I dolori della giovane Maria
La regista franco-iraniana (ma tedesca d’adozione) Emily Atef è da sempre appassionata di tormentate figure femminili. Basti pensare, ad esempio, al suo ritratto dell’indimenticata Romy Schneider nel lungometraggio Three Days in Quiberon, presentato in concorso alla Berlinale 2018. Per quanto riguarda questa 73° edizione del festival di Berlino, invece, la cineasta – rimanendo fedele alla sua poetica – ha deciso di presentare – sempre in corsa per il tanto ambito Orso d’Oro – Someday We’ll Tell Each Other Everything, tratto dal romanzo “Irgendwann werden wir uns alles erzählen” di Daniela Krien e in cui, appunto, grande importanza viene data alla magnetica, giovane protagonista.
Tutto si svolge nell’estate del 1990, in un piccolo villaggio rurale situato vicino a quello che era il confine tra Germania Occidentale e Germania Orientale.
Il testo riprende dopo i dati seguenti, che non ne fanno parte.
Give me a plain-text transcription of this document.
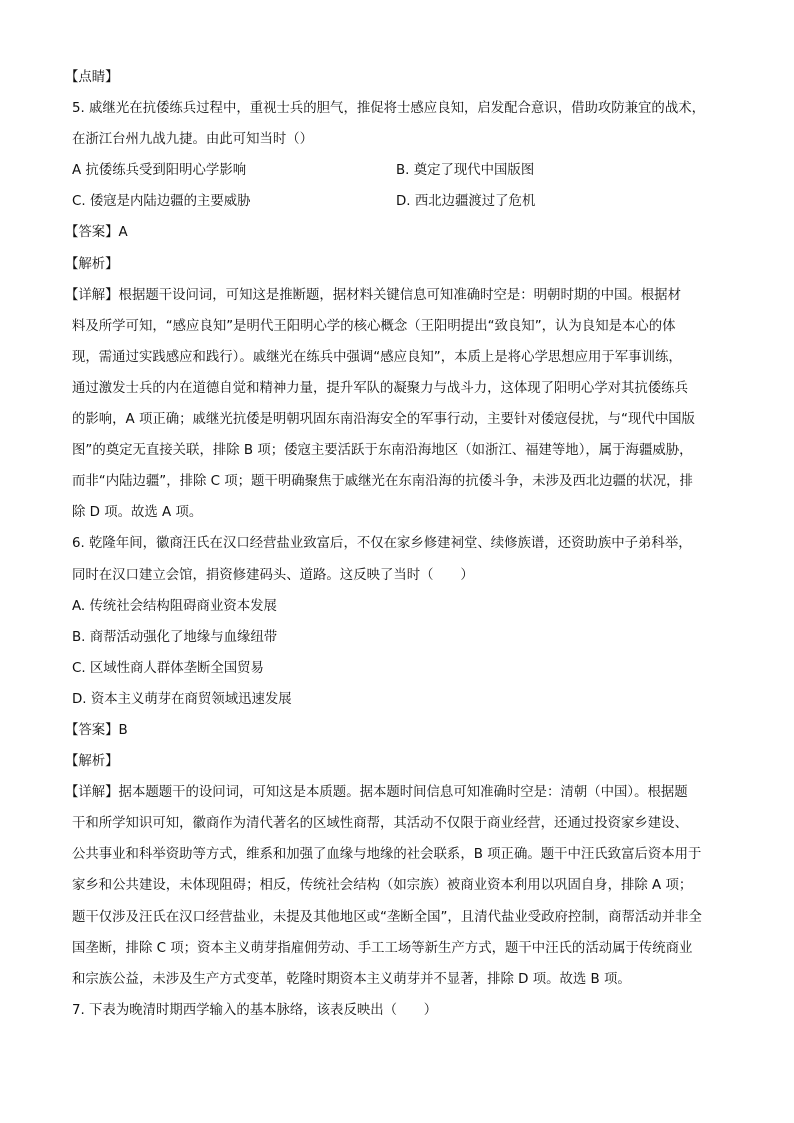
【点睛】
5. 戚继光在抗倭练兵过程中，重视士兵的胆气，推促将士感应良知，启发配合意识，借助攻防兼宜的战术，
在浙江台州九战九捷。由此可知当时（）
A 抗倭练兵受到阳明心学影响	B. 奠定了现代中国版图
C. 倭寇是内陆边疆的主要威胁	D. 西北边疆渡过了危机
【答案】A
【解析】
【详解】根据题干设问词，可知这是推断题，据材料关键信息可知准确时空是：明朝时期的中国。根据材
料及所学可知，“感应良知”是明代王阳明心学的核心概念（王阳明提出“致良知”，认为良知是本心的体
现，需通过实践感应和践行）。戚继光在练兵中强调“感应良知”，本质上是将心学思想应用于军事训练，
通过激发士兵的内在道德自觉和精神力量，提升军队的凝聚力与战斗力，这体现了阳明心学对其抗倭练兵
的影响，A 项正确；戚继光抗倭是明朝巩固东南沿海安全的军事行动，主要针对倭寇侵扰，与“现代中国版
图”的奠定无直接关联，排除 B 项；倭寇主要活跃于东南沿海地区（如浙江、福建等地），属于海疆威胁，
而非“内陆边疆”，排除 C 项；题干明确聚焦于戚继光在东南沿海的抗倭斗争，未涉及西北边疆的状况，排
除 D 项。故选 A 项。
6. 乾隆年间，徽商汪氏在汉口经营盐业致富后，不仅在家乡修建祠堂、续修族谱，还资助族中子弟科举，
同时在汉口建立会馆，捐资修建码头、道路。这反映了当时（　　）
A. 传统社会结构阻碍商业资本发展
B. 商帮活动强化了地缘与血缘纽带
C. 区域性商人群体垄断全国贸易
D. 资本主义萌芽在商贸领域迅速发展
【答案】B
【解析】
【详解】据本题题干的设问词，可知这是本质题。据本题时间信息可知准确时空是：清朝（中国）。根据题
干和所学知识可知，徽商作为清代著名的区域性商帮，其活动不仅限于商业经营，还通过投资家乡建设、
公共事业和科举资助等方式，维系和加强了血缘与地缘的社会联系，B 项正确。题干中汪氏致富后资本用于
家乡和公共建设，未体现阻碍；相反，传统社会结构（如宗族）被商业资本利用以巩固自身，排除 A 项；
题干仅涉及汪氏在汉口经营盐业，未提及其他地区或“垄断全国”，且清代盐业受政府控制，商帮活动并非全
国垄断，排除 C 项；资本主义萌芽指雇佣劳动、手工工场等新生产方式，题干中汪氏的活动属于传统商业
和宗族公益，未涉及生产方式变革，乾隆时期资本主义萌芽并不显著，排除 D 项。故选 B 项。
7. 下表为晚清时期西学输入的基本脉络，该表反映出（　　）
Maria (impersonata dalla talentuosa Marlene Burow) ha diciannove anni, vive a casa dei genitori del suo ragazzo Johannes (Cedric Eich), è appassionata di letteratura e ancora non sa cosa voglia dalla vita e quale sia il suo reale posto nel mondo. Le cose prenderanno una piega del tutto inaspettata nel momento in cui la ragazza inizierà una relazione clandestina con Henner (Felix Kramer), un vicino di casa del suo ragazzo, che ha circa vent’anni più di lei.
Ed è proprio sulla tormentata relazione tra i due protagonisti e, nello specifico, sui dubbi e i conflitti interiori di Maria che Emily Atef si è principalmente concentrata in questo suo Someday We’ll Tell Each Other Everything. La macchina da presa si sofferma frequentemente sui primi piani della ragazza, prestando altrettanta attenzione agli incontri amorosi tra i due, al fine di conferire all’intero lungometraggio uno spiccato erotismo. Peccato soltanto che, a tratti, la regista si perda in eccessive lungaggini, rendendo il tutto pericolosamente forzato e stucchevole, facendo perdere la storia di spessore e – ahimé! – suscitando anche qualche risatina di troppo persino nello spettatore più appassionato.
La relazione tra Maria ed Henner prende prepotentemente il sopravvento su tutto il resto e viene spesso esasperata in modo talmente ridondante da far perdere parecchi punti all’intero lungometraggio. A scapito, purtroppo, di interessanti spunti iniziali e persino di un’ambientazione che, in sé, ha indubbiamente molto potenziale (solo di rado, ad esempio, si accenna al crollo del Muro di Berlino, così come ai cambiamenti a cui la Germania Orientale stava andando incontro).
Ma se tale senso di spaesamento provocato dal crollo di precedenti certezze va di pari passo con il senso di spaesamento provato dalla stessa Maria, decisamente più debole è il parallelismo fatto tra la storia della protagonista (e della famiglia del suo ragazzo) con il capolavoro di Fëdor Dostoevskij “I Fratelli Karamazov”, dove i tormenti d’amore dei personaggi sembrerebbero quasi ricordare quelli dei protagonisti di questo ultimo lavoro della nostra regista berlinese.
Tante forzature, dunque, per un lungometraggio in cui, nonostante una meticolosa cura nei confronti delle immagini, dei paesaggi e dei corpi umani, manca, di base, la sostanza. Emily Atef si è avventurata in un percorso tutt’altro che facile perdendosi irrimediabilmente per strada. Questo suo Someday We’ll Tell Each Other Everything vorrebbe comunicare molto, ma manca pericolosamente di mordente. Peccato.